French, and Spanish Dolby Surround tracks are also included. English SDH and Spanish subtitles are available.

 

THE EXTRAS

 

I hope I’m not jinxing it, but it looks like MGM has dropped their practice of releasing combination bare-bones Blu-rays/features-laden standard-def DVDs packages, as the actual Blu-ray disc here comes complete with the following:

 

The commentary by David Schmader, an expert on Showgirls lore (that must look impressive on a résumé), has been lauded by many, who see it as the perfect combination of genuinely affectionate and savagely brutal, but it struck me as one long joke I didn’t find particularly funny.

 

Pole Dancing: Finding Your Inner Stripper (10 minutes, HD), the only supplement exclusive to this Blu-ray release, features comments (and plugs) from a couple of the masterminds behind the pole-dancing-as-exercise movement.

 

The Lap Dance Tutorial Featuring the World-Famous Girls of Scores (5 minutes, SD) is self-explanatory (and just as dumb as you think).

 

The Showgirls Fact-Up Trivia track provides pop-up text pieces that offer behind-the-scenes info and facts about the world of exotic dancing.

 

A Showgirls Diary (12 minutes, SD) is a behind-the-scenes featurette.

 

Closing things out is the movie’s theatrical trailer (which is presented in high-def).

 

A standard-def DVD copy of the movie (which appears to be the same DVD that came in the box set and was later released in stand-alone form; the artwork has been changed, but the content’s the same) is also included.

 

The DVD includes most of the above supplements, omitting only the Pole Dancing featurette.
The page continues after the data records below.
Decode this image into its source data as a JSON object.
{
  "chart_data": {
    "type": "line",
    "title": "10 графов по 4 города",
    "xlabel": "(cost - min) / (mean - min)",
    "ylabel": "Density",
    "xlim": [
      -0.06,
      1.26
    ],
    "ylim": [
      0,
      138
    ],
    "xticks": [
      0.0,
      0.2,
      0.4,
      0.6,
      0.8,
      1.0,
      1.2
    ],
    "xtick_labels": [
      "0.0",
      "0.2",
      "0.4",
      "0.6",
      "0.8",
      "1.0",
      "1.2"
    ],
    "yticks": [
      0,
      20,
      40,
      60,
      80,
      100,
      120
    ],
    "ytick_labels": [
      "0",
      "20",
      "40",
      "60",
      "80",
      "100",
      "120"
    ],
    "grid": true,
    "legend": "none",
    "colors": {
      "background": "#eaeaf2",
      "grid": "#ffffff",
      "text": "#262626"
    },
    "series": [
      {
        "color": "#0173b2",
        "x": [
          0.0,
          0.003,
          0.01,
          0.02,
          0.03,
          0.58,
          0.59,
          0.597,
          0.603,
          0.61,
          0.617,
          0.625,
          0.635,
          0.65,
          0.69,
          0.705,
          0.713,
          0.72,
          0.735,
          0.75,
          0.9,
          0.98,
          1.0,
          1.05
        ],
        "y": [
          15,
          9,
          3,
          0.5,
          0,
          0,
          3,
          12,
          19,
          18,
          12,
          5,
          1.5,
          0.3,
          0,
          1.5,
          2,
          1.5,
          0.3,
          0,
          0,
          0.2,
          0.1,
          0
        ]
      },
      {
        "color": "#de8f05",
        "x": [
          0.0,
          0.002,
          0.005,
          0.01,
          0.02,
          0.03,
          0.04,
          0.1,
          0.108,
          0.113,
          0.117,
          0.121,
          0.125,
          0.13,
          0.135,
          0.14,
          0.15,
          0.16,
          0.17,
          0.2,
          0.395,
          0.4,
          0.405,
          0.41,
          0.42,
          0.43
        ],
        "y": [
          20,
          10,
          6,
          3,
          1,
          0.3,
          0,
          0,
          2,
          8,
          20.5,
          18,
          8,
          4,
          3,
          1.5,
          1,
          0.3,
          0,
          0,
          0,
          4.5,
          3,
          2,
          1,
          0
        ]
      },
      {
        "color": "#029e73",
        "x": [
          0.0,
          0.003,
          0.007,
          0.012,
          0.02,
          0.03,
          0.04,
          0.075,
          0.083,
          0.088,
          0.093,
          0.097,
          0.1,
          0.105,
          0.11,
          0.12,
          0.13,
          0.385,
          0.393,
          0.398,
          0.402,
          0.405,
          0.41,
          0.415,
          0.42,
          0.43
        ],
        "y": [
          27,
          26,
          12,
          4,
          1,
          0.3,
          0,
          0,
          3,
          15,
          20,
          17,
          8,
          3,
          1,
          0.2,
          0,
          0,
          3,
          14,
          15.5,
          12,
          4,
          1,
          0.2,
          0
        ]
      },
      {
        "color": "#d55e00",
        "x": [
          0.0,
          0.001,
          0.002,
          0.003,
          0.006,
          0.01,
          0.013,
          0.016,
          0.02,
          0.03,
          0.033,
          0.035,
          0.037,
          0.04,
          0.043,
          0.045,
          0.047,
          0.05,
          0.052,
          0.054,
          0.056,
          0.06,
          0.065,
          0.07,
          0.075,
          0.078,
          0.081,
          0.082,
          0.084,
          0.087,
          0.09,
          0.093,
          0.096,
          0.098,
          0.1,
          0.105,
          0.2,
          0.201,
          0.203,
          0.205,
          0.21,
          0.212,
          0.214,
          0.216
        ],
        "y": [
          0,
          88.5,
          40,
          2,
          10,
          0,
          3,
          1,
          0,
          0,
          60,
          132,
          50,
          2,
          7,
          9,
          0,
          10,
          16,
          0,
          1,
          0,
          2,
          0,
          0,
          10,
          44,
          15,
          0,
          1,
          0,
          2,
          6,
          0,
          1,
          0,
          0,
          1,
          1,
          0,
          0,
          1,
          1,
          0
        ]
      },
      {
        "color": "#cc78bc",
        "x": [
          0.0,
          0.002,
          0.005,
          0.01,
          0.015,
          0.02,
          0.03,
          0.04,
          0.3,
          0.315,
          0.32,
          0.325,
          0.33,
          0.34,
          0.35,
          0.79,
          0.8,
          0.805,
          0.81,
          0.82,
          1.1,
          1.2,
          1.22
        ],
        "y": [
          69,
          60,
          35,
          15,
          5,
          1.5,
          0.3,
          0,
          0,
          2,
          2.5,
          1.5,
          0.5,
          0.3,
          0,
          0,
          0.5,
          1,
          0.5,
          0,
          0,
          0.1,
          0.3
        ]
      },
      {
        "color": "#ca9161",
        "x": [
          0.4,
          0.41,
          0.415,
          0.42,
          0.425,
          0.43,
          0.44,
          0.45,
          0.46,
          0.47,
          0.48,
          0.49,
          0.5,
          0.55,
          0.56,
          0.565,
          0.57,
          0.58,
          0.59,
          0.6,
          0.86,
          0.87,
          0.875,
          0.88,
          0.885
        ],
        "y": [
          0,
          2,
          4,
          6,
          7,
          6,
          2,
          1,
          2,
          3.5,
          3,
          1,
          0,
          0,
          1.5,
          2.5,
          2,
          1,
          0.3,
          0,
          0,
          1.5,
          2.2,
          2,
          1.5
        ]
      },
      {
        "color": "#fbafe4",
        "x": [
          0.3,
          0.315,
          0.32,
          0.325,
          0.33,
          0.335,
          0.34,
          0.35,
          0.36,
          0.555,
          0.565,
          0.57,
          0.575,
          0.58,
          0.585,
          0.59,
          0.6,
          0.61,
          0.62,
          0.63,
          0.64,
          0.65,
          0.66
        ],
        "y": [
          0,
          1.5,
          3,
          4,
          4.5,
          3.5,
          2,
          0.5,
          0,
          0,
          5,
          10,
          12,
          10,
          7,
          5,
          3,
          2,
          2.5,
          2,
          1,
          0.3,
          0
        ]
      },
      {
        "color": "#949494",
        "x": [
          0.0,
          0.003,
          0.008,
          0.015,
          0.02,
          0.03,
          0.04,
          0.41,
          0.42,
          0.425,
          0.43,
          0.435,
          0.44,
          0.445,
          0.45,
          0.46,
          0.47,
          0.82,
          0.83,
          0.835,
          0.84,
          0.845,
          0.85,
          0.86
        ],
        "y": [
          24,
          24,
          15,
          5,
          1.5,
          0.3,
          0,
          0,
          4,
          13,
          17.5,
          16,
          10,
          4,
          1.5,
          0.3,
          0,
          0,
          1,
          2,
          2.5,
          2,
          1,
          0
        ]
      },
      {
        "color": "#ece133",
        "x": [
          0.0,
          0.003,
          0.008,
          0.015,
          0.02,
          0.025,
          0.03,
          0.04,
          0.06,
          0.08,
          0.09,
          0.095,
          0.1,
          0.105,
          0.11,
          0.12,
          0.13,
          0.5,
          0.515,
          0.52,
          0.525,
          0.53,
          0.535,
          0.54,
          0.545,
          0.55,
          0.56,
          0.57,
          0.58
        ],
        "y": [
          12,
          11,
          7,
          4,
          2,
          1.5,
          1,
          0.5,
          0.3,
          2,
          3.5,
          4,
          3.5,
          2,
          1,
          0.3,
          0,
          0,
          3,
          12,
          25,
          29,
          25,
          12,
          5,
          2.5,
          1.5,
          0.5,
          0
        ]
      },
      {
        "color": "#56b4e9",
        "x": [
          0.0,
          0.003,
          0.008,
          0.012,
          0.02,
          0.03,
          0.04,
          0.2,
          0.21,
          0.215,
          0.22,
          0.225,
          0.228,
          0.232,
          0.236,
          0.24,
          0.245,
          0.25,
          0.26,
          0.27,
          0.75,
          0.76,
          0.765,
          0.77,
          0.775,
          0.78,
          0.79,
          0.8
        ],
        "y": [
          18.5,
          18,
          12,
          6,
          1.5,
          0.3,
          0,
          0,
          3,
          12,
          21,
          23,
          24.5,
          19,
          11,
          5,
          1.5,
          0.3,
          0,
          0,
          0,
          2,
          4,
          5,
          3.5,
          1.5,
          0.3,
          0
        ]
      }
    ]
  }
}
It also includes a video commentary (in keeping with the in-joke theme of several of the other extras, the participants are real-life strippers), which for some reason wasn’t ported over to the Blu-ray (although it’s not much of a loss).

 

FINAL THOUGHTS

 

Let’s be real about this. When you first heard Showgirls was hitting Blu-ray, you either cried to the heavens in unbridled joy or you wondered why in pluperfect hell MGM was giving this piece of junk the high-def treatment when they have genuinely great movies like Rob Roy and The Taking of Pelham One Two Three in their catalog. Unless you count yourself among the former, this release is not for you.